Avec des rendements devenus moins attractifs, les banques offshore ont progressivement réduit leurs placements auprès de la BCT et réorienté leurs liquidités vers d’autres supports, notamment les marchés financiers et interbancaires internationaux.
Résultat : les actifs du secteur se sont contractés rapidement, sans que cela traduise nécessairement une baisse équivalente de l’activité bancaire réelle.
Une taille plus proche de la réalité
La chute observée depuis 2025 ressemble donc davantage à une normalisation qu’à une dégradation.
Une fois retiré l’effet des placements auprès de la Banque centrale, le secteur offshore tunisien apparaît désormais dans des proportions plus proches de son activité économique réelle. Son cœur de métier reste le financement et les opérations avec les non-résidents, et non la gestion de liquidités placées auprès de la banque centrale.

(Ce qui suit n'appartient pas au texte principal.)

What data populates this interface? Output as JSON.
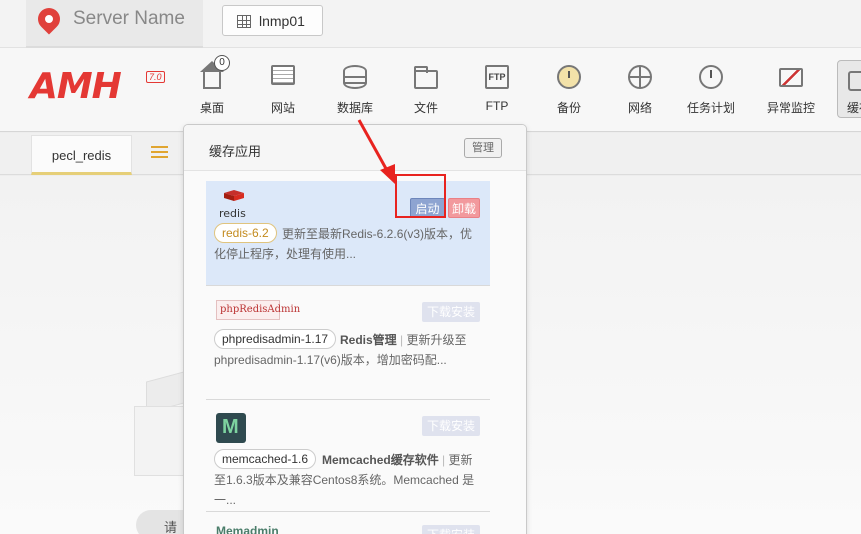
{
  "topbar": {
    "server_name": "Server Name",
    "host_tab": "lnmp01"
  },
  "nav": {
    "logo": "AMH",
    "logo_version": "7.0",
    "items": [
      {
        "label": "桌面",
        "badge": "0",
        "icon": "home-icon"
      },
      {
        "label": "网站",
        "icon": "monitor-icon"
      },
      {
        "label": "数据库",
        "icon": "database-icon"
      },
      {
        "label": "文件",
        "icon": "folder-icon"
      },
      {
        "label": "FTP",
        "icon": "ftp-icon",
        "icon_text": "FTP"
      },
      {
        "label": "备份",
        "icon": "backup-clock-icon"
      },
      {
        "label": "网络",
        "icon": "globe-icon"
      },
      {
        "label": "任务计划",
        "icon": "task-clock-icon"
      },
      {
        "label": "异常监控",
        "icon": "pulse-monitor-icon"
      },
      {
        "label": "缓存",
        "icon": "cache-icon"
      }
    ]
  },
  "subbar": {
    "tab_label": "pecl_redis"
  },
  "popup": {
    "title": "缓存应用",
    "manage_label": "管理",
    "apps": [
      {
        "logo_text": "redis",
        "version": "redis-6.2",
        "description": "更新至最新Redis-6.2.6(v3)版本，优化停止程序，处理有使用...",
        "start_label": "启动",
        "uninstall_label": "卸载"
      },
      {
        "logo_text": "phpRedisAdmin",
        "version": "phpredisadmin-1.17",
        "description_bold": "Redis管理",
        "description": "更新升级至phpredisadmin-1.17(v6)版本，增加密码配...",
        "download_label": "下载安装"
      },
      {
        "logo_text": "M",
        "version": "memcached-1.6",
        "description_bold": "Memcached缓存软件",
        "description": "更新至1.6.3版本及兼容Centos8系统。Memcached 是一...",
        "download_label": "下载安装"
      },
      {
        "logo_text": "Memadmin",
        "download_label": "下载安装"
      }
    ]
  },
  "background_hint": "请",
  "colors": {
    "brand_red": "#e43834",
    "start_blue": "#8ea4d1",
    "uninstall_pink": "#f2999d",
    "active_row": "#dce8f9"
  }
}
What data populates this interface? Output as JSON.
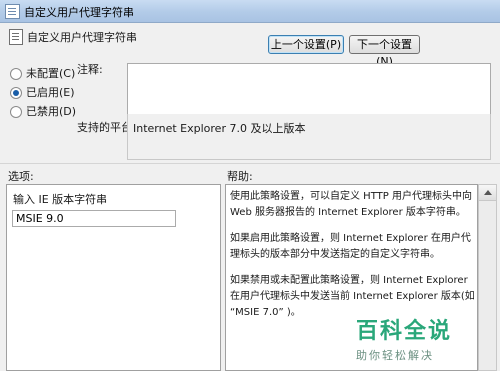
{
  "window": {
    "title": "自定义用户代理字符串",
    "icon": "policy-icon"
  },
  "header": {
    "title": "自定义用户代理字符串",
    "icon": "policy-icon"
  },
  "nav": {
    "prev_label": "上一个设置(P)",
    "next_label": "下一个设置(N)"
  },
  "state": {
    "options": [
      {
        "label": "未配置(C)",
        "checked": false
      },
      {
        "label": "已启用(E)",
        "checked": true
      },
      {
        "label": "已禁用(D)",
        "checked": false
      }
    ]
  },
  "comment": {
    "label": "注释:",
    "value": ""
  },
  "platform": {
    "label": "支持的平台:",
    "value": "Internet Explorer 7.0 及以上版本"
  },
  "options_section": {
    "heading": "选项:",
    "field_label": "输入 IE 版本字符串",
    "field_value": "MSIE 9.0"
  },
  "help_section": {
    "heading": "帮助:",
    "paragraphs": [
      "使用此策略设置，可以自定义 HTTP 用户代理标头中向 Web 服务器报告的 Internet Explorer 版本字符串。",
      "如果启用此策略设置，则 Internet Explorer 在用户代理标头的版本部分中发送指定的自定义字符串。",
      "如果禁用或未配置此策略设置，则 Internet Explorer 在用户代理标头中发送当前 Internet Explorer 版本(如 “MSIE 7.0” )。"
    ]
  },
  "watermark": {
    "title": "百科全说",
    "subtitle": "助你轻松解决"
  },
  "colors": {
    "accent": "#1a5ea8",
    "watermark": "#2aa77a"
  }
}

Autrement dit, le recul de plus d’un quart du bilan consolidé ne signifie pas que les banques offshore ont perdu un quart de leur clientèle ou de leur activité. Il reflète surtout la disparition d’un facteur exceptionnel qui gonflait mécaniquement leurs actifs.
Toutes les banques offshore ne sont pas logées à la même enseigne
Le secteur offshore tunisien compte officiellement sept établissements : Citibank Offshore, Tunisian Foreign Bank (TF Bank), Tunis International Bank (TIB), Loan and Investment Company (LINC), North Africa International Bank (NAIB), Alubaf International Bank et Arab Banking Corporation Offshore.

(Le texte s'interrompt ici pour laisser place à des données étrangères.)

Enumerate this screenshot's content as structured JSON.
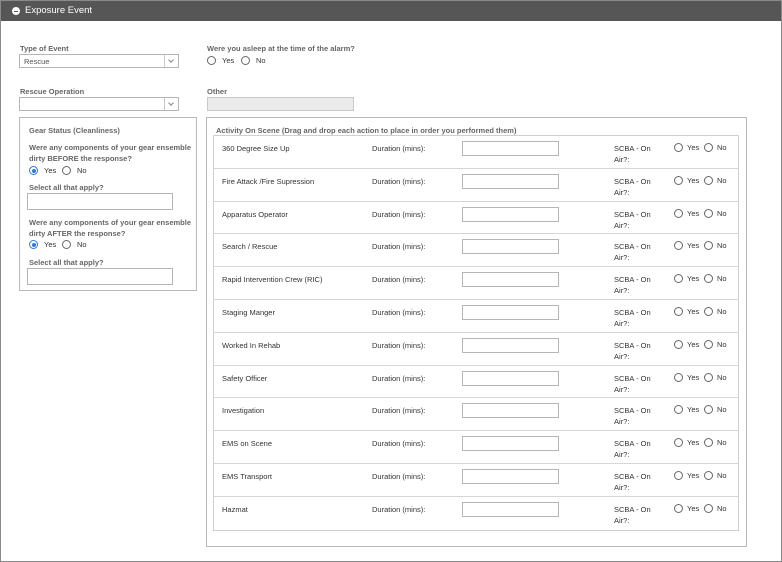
{
  "panel": {
    "title": "Exposure Event"
  },
  "type_of_event": {
    "label": "Type of Event",
    "value": "Rescue"
  },
  "asleep": {
    "question": "Were you asleep at the time of the alarm?",
    "yes": "Yes",
    "no": "No"
  },
  "rescue_operation": {
    "label": "Rescue Operation",
    "value": ""
  },
  "other": {
    "label": "Other",
    "value": ""
  },
  "gear": {
    "title": "Gear Status (Cleanliness)",
    "before_q_line1": "Were any components of your gear ensemble",
    "before_q_line2": "dirty BEFORE the response?",
    "after_q_line1": "Were any components of your gear ensemble",
    "after_q_line2": "dirty AFTER the response?",
    "yes": "Yes",
    "no": "No",
    "before_selected": "Yes",
    "after_selected": "Yes",
    "select_label_1": "Select all that apply?",
    "select_label_2": "Select all that apply?"
  },
  "activity": {
    "title": "Activity On Scene (Drag and drop each action to place in order you performed them)",
    "duration_label": "Duration (mins):",
    "scba_line1": "SCBA - On",
    "scba_line2": "Air?:",
    "yes": "Yes",
    "no": "No",
    "items": [
      "360 Degree Size Up",
      "Fire Attack /Fire Supression",
      "Apparatus Operator",
      "Search / Rescue",
      "Rapid Intervention Crew (RIC)",
      "Staging Manger",
      "Worked In Rehab",
      "Safety Officer",
      "Investigation",
      "EMS on Scene",
      "EMS Transport",
      "Hazmat"
    ]
  }
}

Derrière les statistiques consolidées, les situations restent toutefois très différentes d’une banque à l’autre. Les établissements disposant d’une activité commerciale diversifiée semblent mieux armés pour évoluer dans un environnement de taux plus faibles.

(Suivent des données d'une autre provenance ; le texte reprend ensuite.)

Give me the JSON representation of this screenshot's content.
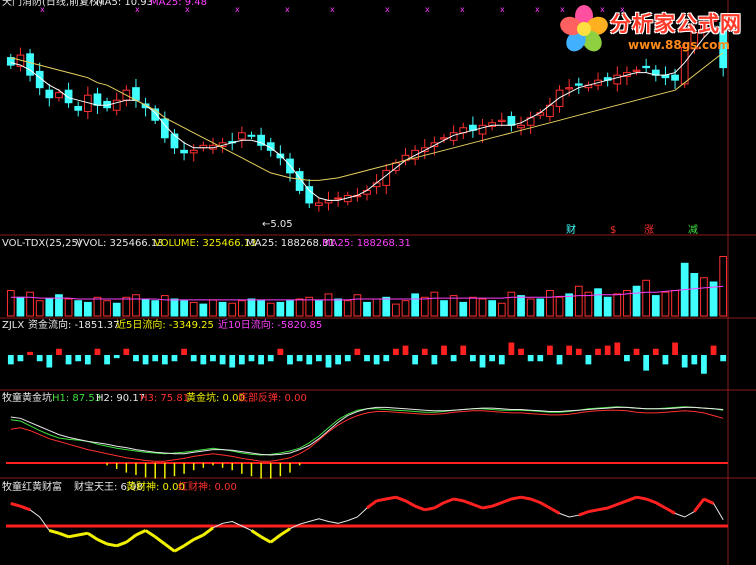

Le cas de Loan and Investment Company (LINC) continue également d’interroger. L’établissement figure toujours dans la liste officielle des banques offshore publiée par la BCT alors qu’il n’exerce plus d’activité opérationnelle significative, illustrant la question plus large du devenir de certaines licences bancaires historiques.
La fin d’une rente discrète
Au-delà des chiffres, l’évolution observée depuis 2025 marque peut-être la fin d’un modèle.
Pendant plusieurs années, une partie de la rentabilité du secteur reposait sur la possibilité de capter des devises puis de les replacer auprès de la Banque centrale dans un environnement de taux élevés. Avec le retour à des conditions monétaires plus normales, cette source de revenus perd de son importance.
La question qui se pose désormais n’est donc plus celle de la taille apparente des bilans, mais celle de la capacité des banques offshore à développer une activité bancaire réelle et durable.
La baisse de leurs actifs n’est pas forcément un signal d’alerte. Elle ressemble davantage à un retour à la réalité.